Kevin Colbert dismisses idea that Steelers are involved in ‘huge drama’
INDIANAPOLIS — Although Kevin Colbert is general manager of a professional sports team, some think he oversees a drama club.
Colbert doesn’t see it that way, and he made his feelings crystal clear Wednesday at the NFL Combine.
Colbert took exception when a reporter asked about the off-field antics that have engulfed the Pittsburgh Steelers in recent seasons.
“I really don’t agree with the perception that there is huge drama within the Pittsburgh Steelers locker room,” Colbert said.
Issues about the team’s culture were raised again with Antonio Brown’s trade request and his criticism on social media of quarterback Ben Roethlisberger and coach Mike Tomlin. Roethlisberger’s leadership was called into question, prompting Colbert last week to call the quarterback the “unquestioned leader” on the team. Brown’s antics led to questions about whether Tomlin had lost control of the team.
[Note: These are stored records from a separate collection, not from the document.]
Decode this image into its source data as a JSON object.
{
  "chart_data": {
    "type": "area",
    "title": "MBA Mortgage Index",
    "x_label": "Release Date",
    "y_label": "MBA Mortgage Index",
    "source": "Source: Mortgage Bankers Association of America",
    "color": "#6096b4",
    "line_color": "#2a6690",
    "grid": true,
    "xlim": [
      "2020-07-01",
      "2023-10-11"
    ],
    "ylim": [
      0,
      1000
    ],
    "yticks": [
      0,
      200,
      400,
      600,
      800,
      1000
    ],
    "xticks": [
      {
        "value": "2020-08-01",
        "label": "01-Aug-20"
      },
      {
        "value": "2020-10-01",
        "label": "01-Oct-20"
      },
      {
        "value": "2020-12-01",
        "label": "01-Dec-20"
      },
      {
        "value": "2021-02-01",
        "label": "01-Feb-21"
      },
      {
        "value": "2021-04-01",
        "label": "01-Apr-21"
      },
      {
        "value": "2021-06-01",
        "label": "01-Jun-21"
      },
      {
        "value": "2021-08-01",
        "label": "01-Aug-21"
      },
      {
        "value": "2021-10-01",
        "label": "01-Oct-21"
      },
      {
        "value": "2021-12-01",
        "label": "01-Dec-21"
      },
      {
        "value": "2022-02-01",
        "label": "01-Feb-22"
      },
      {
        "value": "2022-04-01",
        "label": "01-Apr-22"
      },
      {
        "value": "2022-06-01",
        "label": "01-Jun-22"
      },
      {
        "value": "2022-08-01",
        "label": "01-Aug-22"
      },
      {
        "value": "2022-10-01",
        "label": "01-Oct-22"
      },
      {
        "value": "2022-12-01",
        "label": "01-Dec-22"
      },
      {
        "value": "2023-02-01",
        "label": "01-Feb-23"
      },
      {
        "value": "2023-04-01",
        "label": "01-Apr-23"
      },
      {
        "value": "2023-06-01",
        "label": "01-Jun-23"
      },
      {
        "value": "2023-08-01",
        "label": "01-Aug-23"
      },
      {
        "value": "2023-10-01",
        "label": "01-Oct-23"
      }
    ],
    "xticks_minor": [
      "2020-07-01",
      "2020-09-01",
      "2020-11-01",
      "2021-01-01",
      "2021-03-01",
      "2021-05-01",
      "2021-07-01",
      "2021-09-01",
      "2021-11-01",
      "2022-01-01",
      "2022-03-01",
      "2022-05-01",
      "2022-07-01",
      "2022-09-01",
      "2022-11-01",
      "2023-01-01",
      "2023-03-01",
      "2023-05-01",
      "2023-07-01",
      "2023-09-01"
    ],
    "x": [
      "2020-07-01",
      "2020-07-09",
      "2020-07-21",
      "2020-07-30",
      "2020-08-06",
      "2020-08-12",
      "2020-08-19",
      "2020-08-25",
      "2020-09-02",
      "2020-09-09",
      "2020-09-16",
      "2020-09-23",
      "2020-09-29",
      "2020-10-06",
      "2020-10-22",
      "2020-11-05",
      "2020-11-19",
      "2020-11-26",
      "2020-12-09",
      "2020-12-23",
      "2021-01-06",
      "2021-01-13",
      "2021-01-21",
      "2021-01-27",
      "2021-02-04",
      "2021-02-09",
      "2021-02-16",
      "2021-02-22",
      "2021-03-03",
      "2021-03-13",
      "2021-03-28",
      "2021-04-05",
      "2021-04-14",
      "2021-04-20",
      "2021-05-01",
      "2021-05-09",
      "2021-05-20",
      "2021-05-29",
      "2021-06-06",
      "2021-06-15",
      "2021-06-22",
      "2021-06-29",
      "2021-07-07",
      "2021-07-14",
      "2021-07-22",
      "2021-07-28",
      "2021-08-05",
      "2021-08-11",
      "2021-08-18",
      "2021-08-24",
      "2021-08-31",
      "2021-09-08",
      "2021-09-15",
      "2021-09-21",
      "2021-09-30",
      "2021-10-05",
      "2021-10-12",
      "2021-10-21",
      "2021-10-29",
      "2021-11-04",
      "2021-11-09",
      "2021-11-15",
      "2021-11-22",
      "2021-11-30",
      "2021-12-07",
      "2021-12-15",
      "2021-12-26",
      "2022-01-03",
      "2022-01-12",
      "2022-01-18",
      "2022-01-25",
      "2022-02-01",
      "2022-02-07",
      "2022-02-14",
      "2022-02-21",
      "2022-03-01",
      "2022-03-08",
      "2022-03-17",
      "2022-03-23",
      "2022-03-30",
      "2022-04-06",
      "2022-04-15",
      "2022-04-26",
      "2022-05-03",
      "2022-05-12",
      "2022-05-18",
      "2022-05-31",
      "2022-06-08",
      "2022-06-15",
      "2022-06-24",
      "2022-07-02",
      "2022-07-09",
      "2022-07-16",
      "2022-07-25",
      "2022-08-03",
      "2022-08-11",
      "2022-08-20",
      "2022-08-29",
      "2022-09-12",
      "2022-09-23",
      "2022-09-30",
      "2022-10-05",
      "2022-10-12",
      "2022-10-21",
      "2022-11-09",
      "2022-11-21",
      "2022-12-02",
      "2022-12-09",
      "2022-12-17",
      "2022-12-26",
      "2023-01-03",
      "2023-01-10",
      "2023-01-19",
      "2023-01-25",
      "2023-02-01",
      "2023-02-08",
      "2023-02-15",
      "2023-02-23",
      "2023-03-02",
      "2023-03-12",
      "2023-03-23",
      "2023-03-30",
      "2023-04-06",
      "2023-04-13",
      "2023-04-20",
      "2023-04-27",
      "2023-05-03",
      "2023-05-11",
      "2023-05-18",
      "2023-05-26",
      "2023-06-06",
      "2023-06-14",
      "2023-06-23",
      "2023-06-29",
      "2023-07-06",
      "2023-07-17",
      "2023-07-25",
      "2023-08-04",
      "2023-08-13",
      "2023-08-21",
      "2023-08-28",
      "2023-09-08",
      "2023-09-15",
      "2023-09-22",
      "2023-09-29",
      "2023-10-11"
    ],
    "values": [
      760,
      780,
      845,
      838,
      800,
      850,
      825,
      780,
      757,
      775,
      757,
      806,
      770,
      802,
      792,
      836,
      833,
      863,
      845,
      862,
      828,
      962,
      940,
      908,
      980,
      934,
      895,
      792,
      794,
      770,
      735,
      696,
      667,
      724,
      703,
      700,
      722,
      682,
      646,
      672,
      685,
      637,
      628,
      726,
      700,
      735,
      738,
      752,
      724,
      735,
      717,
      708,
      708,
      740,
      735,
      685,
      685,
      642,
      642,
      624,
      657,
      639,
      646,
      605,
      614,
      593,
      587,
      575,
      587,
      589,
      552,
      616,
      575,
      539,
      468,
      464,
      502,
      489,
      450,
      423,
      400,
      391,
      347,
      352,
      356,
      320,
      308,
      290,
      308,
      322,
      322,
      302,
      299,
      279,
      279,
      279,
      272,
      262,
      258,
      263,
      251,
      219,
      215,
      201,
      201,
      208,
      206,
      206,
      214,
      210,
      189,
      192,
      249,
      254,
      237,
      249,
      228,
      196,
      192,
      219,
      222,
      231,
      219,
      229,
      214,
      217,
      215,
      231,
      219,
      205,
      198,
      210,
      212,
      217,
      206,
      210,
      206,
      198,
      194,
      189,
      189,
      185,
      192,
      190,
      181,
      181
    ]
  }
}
“Coach Tomlin treats our players like men,” Colbert said. “He gives them the opportunity to be a man. He tries to grow them not only as professional football players, but as fathers, as brothers, just as men. I really have a complete disagreement that the perception that our locker room is anything but very functional.”
Colbert was asked whether he has learned any lessons over the past two years in terms of how to deal with players such as Brown and holdout running back Le’Veon Bell in the landscape of building a team.
“We want players to grow into great players, Pro Bowlers, potential Hall of Famers,” Colbert said. “What we’re learning is, it’s a different world. … Social media has changed things. Branding has changed things. We have to do a better job of managing young players as they grow into megastars. That is something we’re learning on the fly. It’s a little more relevant this year because of Le’Veon’s situation and Antonio’s situation. The lesson is maybe we’ve got to catch these guys when they are young.
“Again, coach Tomlin is great at cultivating a young player into a young man and a great professional.”
Colbert found himself as part of a national discussion last week when he referenced Roethlisberger winning a Super Bowl and the team’s other players as “52 kids.”
Colbert said those criticizing him for the wording likely didn’t hear the entirety of his 30-minute interview. He said similar words were used during exits interviews with players after the season and that the same message was relayed to team captains Maurkice Pouncey and Cameron Heyward.
“Anytime I say anything in the media, I’m not afraid to say it to our players,” Colbert said, “and I probably have prior to that.”